The Taguchi optimisation method proved to be highly accurate and effective in predicting the tensile strength of the cow bone and cassava cortex hybrid composite. The study employed the Taguchi method using an L18 orthogonal array to systematically optimize three key factors:

• Reinforcement composition
• NaOH chemical treatment
• Particle size

🔹 Prediction Accuracy:

• The Taguchi model predicted the optimal tensile strength configuration (R4T4PS100), which consisted of: 20% cow bone + 20% cassava cortex reinforcement 4% NaOH treatment 100 µm particle size
• This same configuration also produced the highest experimental tensile strength of 91.80 MPa, indicating strong agreement between prediction and actual performance.

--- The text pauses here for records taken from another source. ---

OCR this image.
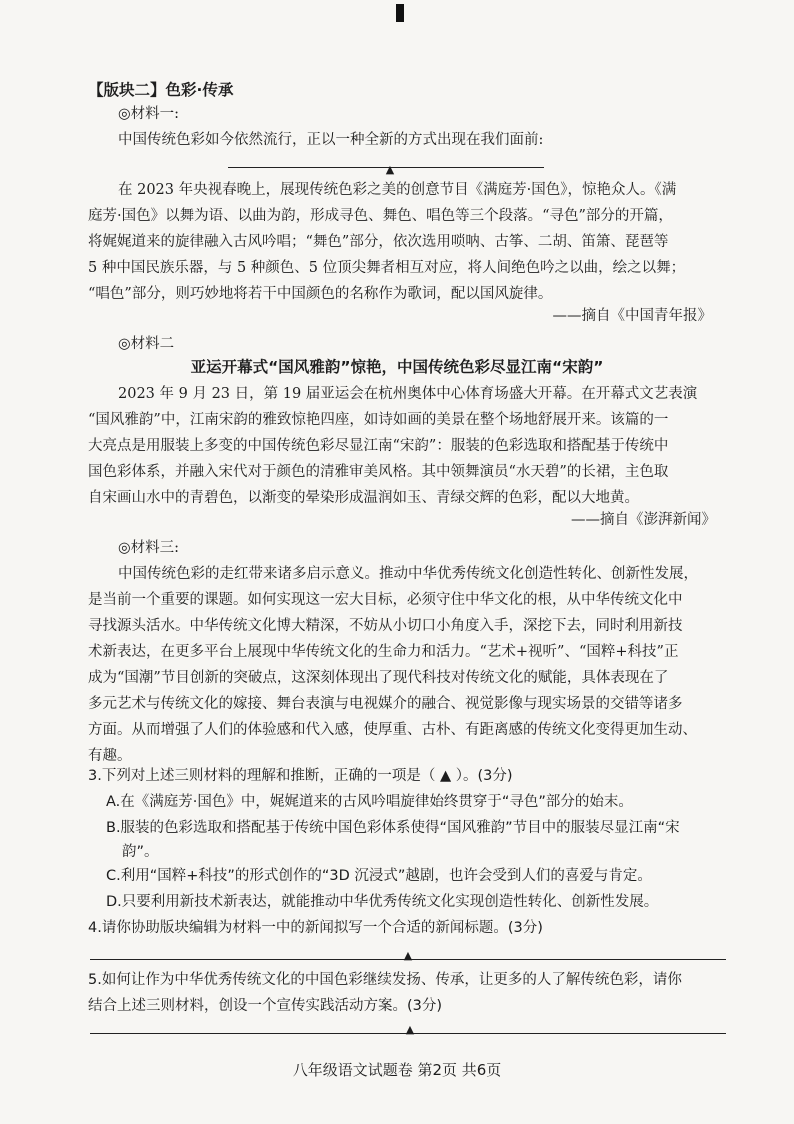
【版块二】色彩·传承
◎材料一:
中国传统色彩如今依然流行，正以一种全新的方式出现在我们面前:
▲
在 2023 年央视春晚上，展现传统色彩之美的创意节目《满庭芳·国色》，惊艳众人。《满
庭芳·国色》以舞为语、以曲为韵，形成寻色、舞色、唱色等三个段落。“寻色”部分的开篇，
将娓娓道来的旋律融入古风吟唱；“舞色”部分，依次选用唢呐、古筝、二胡、笛箫、琵琶等
5 种中国民族乐器，与 5 种颜色、5 位顶尖舞者相互对应，将人间绝色吟之以曲，绘之以舞；
“唱色”部分，则巧妙地将若干中国颜色的名称作为歌词，配以国风旋律。
——摘自《中国青年报》
◎材料二
亚运开幕式“国风雅韵”惊艳，中国传统色彩尽显江南“宋韵”
2023 年 9 月 23 日，第 19 届亚运会在杭州奥体中心体育场盛大开幕。在开幕式文艺表演
“国风雅韵”中，江南宋韵的雅致惊艳四座，如诗如画的美景在整个场地舒展开来。该篇的一
大亮点是用服装上多变的中国传统色彩尽显江南“宋韵”：服装的色彩选取和搭配基于传统中
国色彩体系，并融入宋代对于颜色的清雅审美风格。其中领舞演员“水天碧”的长裙，主色取
自宋画山水中的青碧色，以渐变的晕染形成温润如玉、青绿交辉的色彩，配以大地黄。
——摘自《澎湃新闻》
◎材料三:
中国传统色彩的走红带来诸多启示意义。推动中华优秀传统文化创造性转化、创新性发展，
是当前一个重要的课题。如何实现这一宏大目标，必须守住中华文化的根，从中华传统文化中
寻找源头活水。中华传统文化博大精深，不妨从小切口小角度入手，深挖下去，同时利用新技
术新表达，在更多平台上展现中华传统文化的生命力和活力。“艺术+视听”、“国粹+科技”正
成为“国潮”节目创新的突破点，这深刻体现出了现代科技对传统文化的赋能，具体表现在了
多元艺术与传统文化的嫁接、舞台表演与电视媒介的融合、视觉影像与现实场景的交错等诸多
方面。从而增强了人们的体验感和代入感，使厚重、古朴、有距离感的传统文化变得更加生动、
有趣。
3.下列对上述三则材料的理解和推断，正确的一项是（ ▲ ）。(3分)
A.在《满庭芳·国色》中，娓娓道来的古风吟唱旋律始终贯穿于“寻色”部分的始末。
B.服装的色彩选取和搭配基于传统中国色彩体系使得“国风雅韵”节目中的服装尽显江南“宋
韵”。
C.利用“国粹+科技”的形式创作的“3D 沉浸式”越剧，也许会受到人们的喜爱与肯定。
D.只要利用新技术新表达，就能推动中华优秀传统文化实现创造性转化、创新性发展。
4.请你协助版块编辑为材料一中的新闻拟写一个合适的新闻标题。(3分)
▲
5.如何让作为中华优秀传统文化的中国色彩继续发扬、传承，让更多的人了解传统色彩，请你
结合上述三则材料，创设一个宣传实践活动方案。(3分)
▲
八年级语文试题卷 第2页 共6页
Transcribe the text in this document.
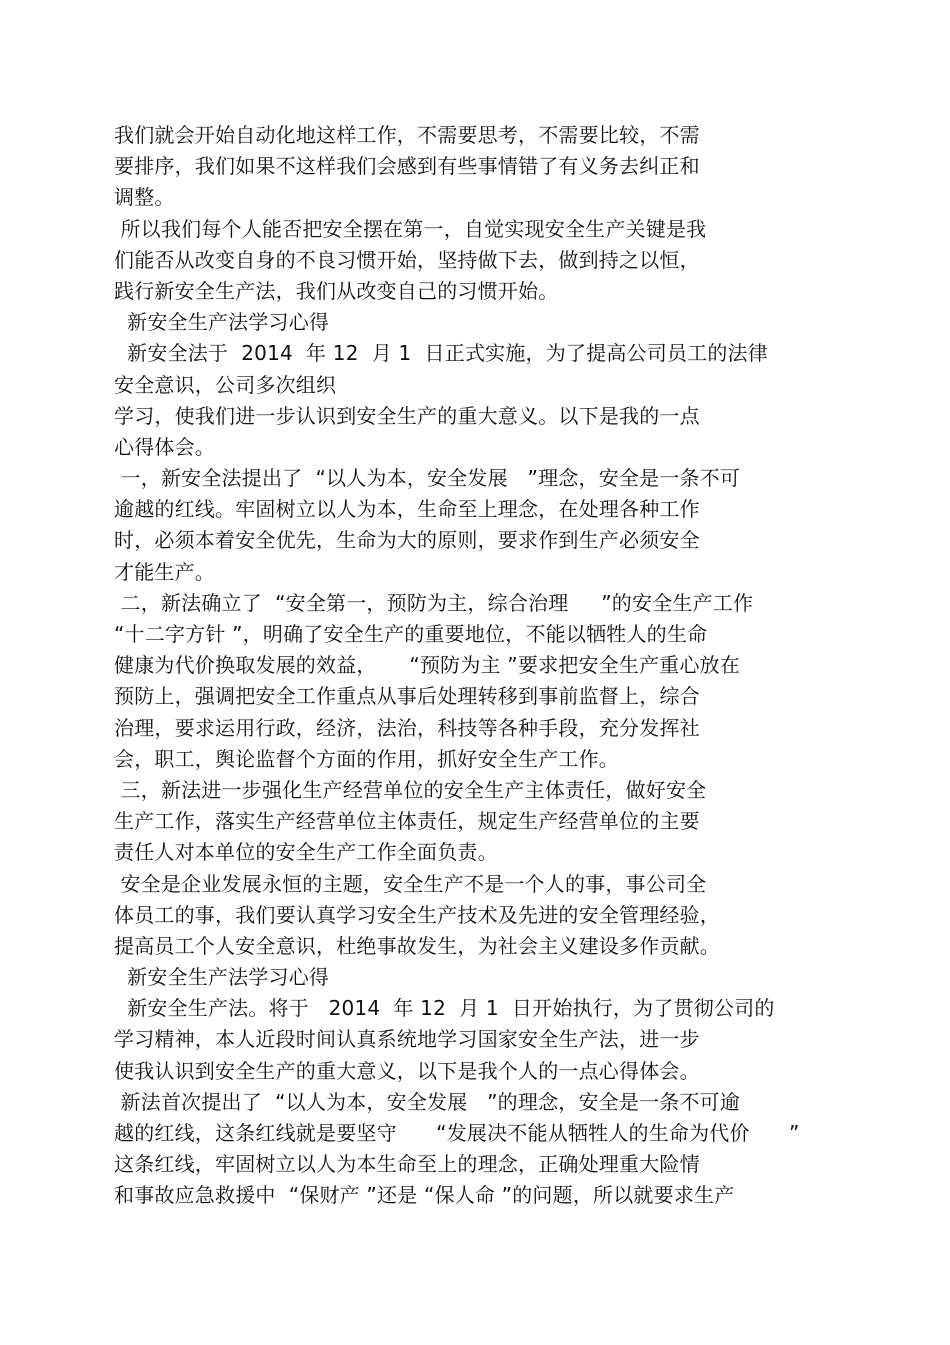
我们就会开始自动化地这样工作，不需要思考，不需要比较，不需
要排序，我们如果不这样我们会感到有些事情错了有义务去纠正和
调整。
所以我们每个人能否把安全摆在第一，自觉实现安全生产关键是我
们能否从改变自身的不良习惯开始，坚持做下去，做到持之以恒，
践行新安全生产法，我们从改变自己的习惯开始。
新安全生产法学习心得
新安全法于  2014  年 12  月 1  日正式实施，为了提高公司员工的法律
安全意识，公司多次组织
学习，使我们进一步认识到安全生产的重大意义。以下是我的一点
心得体会。
一，新安全法提出了  “以人为本，安全发展   ”理念，安全是一条不可
逾越的红线。牢固树立以人为本，生命至上理念，在处理各种工作
时，必须本着安全优先，生命为大的原则，要求作到生产必须安全
才能生产。
二，新法确立了  “安全第一，预防为主，综合治理     ”的安全生产工作
“十二字方针 ”，明确了安全生产的重要地位，不能以牺牲人的生命
健康为代价换取发展的效益，     “预防为主 ”要求把安全生产重心放在
预防上，强调把安全工作重点从事后处理转移到事前监督上，综合
治理，要求运用行政，经济，法治，科技等各种手段，充分发挥社
会，职工，舆论监督个方面的作用，抓好安全生产工作。
三，新法进一步强化生产经营单位的安全生产主体责任，做好安全
生产工作，落实生产经营单位主体责任，规定生产经营单位的主要
责任人对本单位的安全生产工作全面负责。
安全是企业发展永恒的主题，安全生产不是一个人的事，事公司全
体员工的事，我们要认真学习安全生产技术及先进的安全管理经验，
提高员工个人安全意识，杜绝事故发生，为社会主义建设多作贡献。
新安全生产法学习心得
新安全生产法。将于   2014  年 12  月 1  日开始执行，为了贯彻公司的
学习精神，本人近段时间认真系统地学习国家安全生产法，进一步
使我认识到安全生产的重大意义，以下是我个人的一点心得体会。
新法首次提出了  “以人为本，安全发展   ”的理念，安全是一条不可逾
越的红线，这条红线就是要坚守      “发展决不能从牺牲人的生命为代价      ”
这条红线，牢固树立以人为本生命至上的理念，正确处理重大险情
和事故应急救援中  “保财产 ”还是 “保人命 ”的问题，所以就要求生产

🔹 Regression and Error Analysis:

• A regression model was developed to quantify the relationship between input factors and tensile strength. The equation was: Tensile Strength (TS) = 87.04 – 1.615R + 0.408T – 0.00102PS
• The coefficient of determination (R²) for the model was 91.5%, indicating that over 91% of the variability in tensile strength could be explained by the model—a high level of predictive accuracy.
• The residual error, which is the difference between predicted and actual tensile strength, ranged from –7.9% to +11.25%, with most errors within ±5%, well below the commonly accepted threshold of 10% in materials engineering.

🔹 Validation with Residual Plots:

• Residual plots, including the normal probability plot, showed that residuals were normally distributed and symmetrically aligned, confirming that the model errors were random and not due to systematic bias.
• This validated the assumption of normality and homoscedasticity, which are crucial for the reliability of the regression model.

✅ Conclusion:

The Taguchi optimisation technique provided a robust, statistically reliable, and efficient predictive tool for identifying the optimal processing parameters of the hybrid composite. Its predictions closely matched the experimental results, proving its suitability for material design, testing, and development. The method's strength lies in its ability to optimize multiple variables simultaneously while minimizing the number of required experiments—making it a valuable tool for future composite development in automotive and other engineering applications.